Dynamic interplay between RPL3- and RPL3L-containing ribosomes modulates mitochondrial activity in the mammalian heart.

The existence of naturally occurring ribosome heterogeneity is now a well-acknowledged phenomenon. However, whether this heterogeneity leads to functionally diverse 'specialized ribosomes' is still a controversial topic. Here, we explore the biological function of RPL3L (uL3L), a ribosomal protein (RP) paralogue of RPL3 (uL3) that is exclusively expressed in skeletal muscle and heart tissues, by generating a viable homozygous Rpl3l knockout mouse strain. We identify a rescue mechanism in which, upon RPL3L depletion, RPL3 becomes up-regulated, yielding RPL3-containing ribosomes instead of RPL3L-containing ribosomes that are typically found in cardiomyocytes. Using both ribosome profiling (Ribo-seq) and a novel orthogonal approach consisting of ribosome pulldown coupled to nanopore sequencing (Nano-TRAP), we find that RPL3L modulates neither translational efficiency nor ribosome affinity towards a specific subset of transcripts.
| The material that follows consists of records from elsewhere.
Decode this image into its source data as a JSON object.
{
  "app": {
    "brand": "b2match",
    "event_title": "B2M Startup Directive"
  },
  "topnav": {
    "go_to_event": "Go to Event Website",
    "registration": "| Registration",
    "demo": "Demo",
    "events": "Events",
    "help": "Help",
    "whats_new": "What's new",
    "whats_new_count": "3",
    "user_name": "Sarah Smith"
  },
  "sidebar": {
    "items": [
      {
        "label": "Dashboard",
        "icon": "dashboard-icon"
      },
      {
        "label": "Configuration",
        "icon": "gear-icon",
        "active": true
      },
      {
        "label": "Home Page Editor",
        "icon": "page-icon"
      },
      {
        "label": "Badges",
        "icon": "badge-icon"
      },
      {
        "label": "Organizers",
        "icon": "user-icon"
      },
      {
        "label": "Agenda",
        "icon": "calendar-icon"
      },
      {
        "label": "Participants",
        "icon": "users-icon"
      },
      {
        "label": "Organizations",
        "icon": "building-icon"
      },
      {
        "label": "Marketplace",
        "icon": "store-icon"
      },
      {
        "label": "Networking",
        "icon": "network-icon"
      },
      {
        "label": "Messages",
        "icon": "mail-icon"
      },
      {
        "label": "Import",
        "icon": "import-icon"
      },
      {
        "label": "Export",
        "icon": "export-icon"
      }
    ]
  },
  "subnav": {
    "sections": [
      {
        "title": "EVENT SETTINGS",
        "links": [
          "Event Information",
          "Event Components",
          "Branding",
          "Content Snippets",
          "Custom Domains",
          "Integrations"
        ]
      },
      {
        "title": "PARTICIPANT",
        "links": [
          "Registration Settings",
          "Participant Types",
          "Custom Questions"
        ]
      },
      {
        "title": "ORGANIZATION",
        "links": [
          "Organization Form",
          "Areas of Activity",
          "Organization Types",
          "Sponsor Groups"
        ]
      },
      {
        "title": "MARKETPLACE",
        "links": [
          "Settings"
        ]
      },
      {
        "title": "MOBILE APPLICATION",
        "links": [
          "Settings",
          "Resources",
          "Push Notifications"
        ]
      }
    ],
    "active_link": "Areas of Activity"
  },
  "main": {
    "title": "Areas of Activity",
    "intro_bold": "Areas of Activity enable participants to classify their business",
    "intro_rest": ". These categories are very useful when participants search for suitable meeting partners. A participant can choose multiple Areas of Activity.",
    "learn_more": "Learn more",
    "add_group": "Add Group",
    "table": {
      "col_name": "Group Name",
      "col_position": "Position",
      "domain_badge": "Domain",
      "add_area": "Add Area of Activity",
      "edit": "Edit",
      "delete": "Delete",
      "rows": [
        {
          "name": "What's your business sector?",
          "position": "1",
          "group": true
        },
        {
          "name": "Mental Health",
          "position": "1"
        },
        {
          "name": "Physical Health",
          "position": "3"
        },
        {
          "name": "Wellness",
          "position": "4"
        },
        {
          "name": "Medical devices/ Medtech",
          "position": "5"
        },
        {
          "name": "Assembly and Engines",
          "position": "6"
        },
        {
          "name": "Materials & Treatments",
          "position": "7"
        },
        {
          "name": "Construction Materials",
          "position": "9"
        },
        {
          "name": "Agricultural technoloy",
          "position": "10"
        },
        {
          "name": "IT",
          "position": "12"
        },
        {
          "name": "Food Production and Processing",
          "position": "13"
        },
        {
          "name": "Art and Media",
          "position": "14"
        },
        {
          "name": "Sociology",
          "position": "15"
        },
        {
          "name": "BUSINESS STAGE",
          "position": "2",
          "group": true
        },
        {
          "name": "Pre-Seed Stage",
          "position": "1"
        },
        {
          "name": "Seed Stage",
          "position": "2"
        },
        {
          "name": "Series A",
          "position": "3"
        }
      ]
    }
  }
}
In contrast, we show that depletion of RPL3L leads to increased ribosome-mitochondria interactions in cardiomyocytes, which is accompanied by a significant increase in ATP levels, potentially as a result of fine-tuning of mitochondrial activity. Our results demonstrate that the existence of tissue-specific RP paralogues does not necessarily lead to enhanced translation of specific transcripts or modulation of translational output. Instead, we reveal a complex cellular scenario in which RPL3L modulates the expression of RPL3, which in turn affects ribosomal subcellular localization and, ultimately, mitochondrial activity.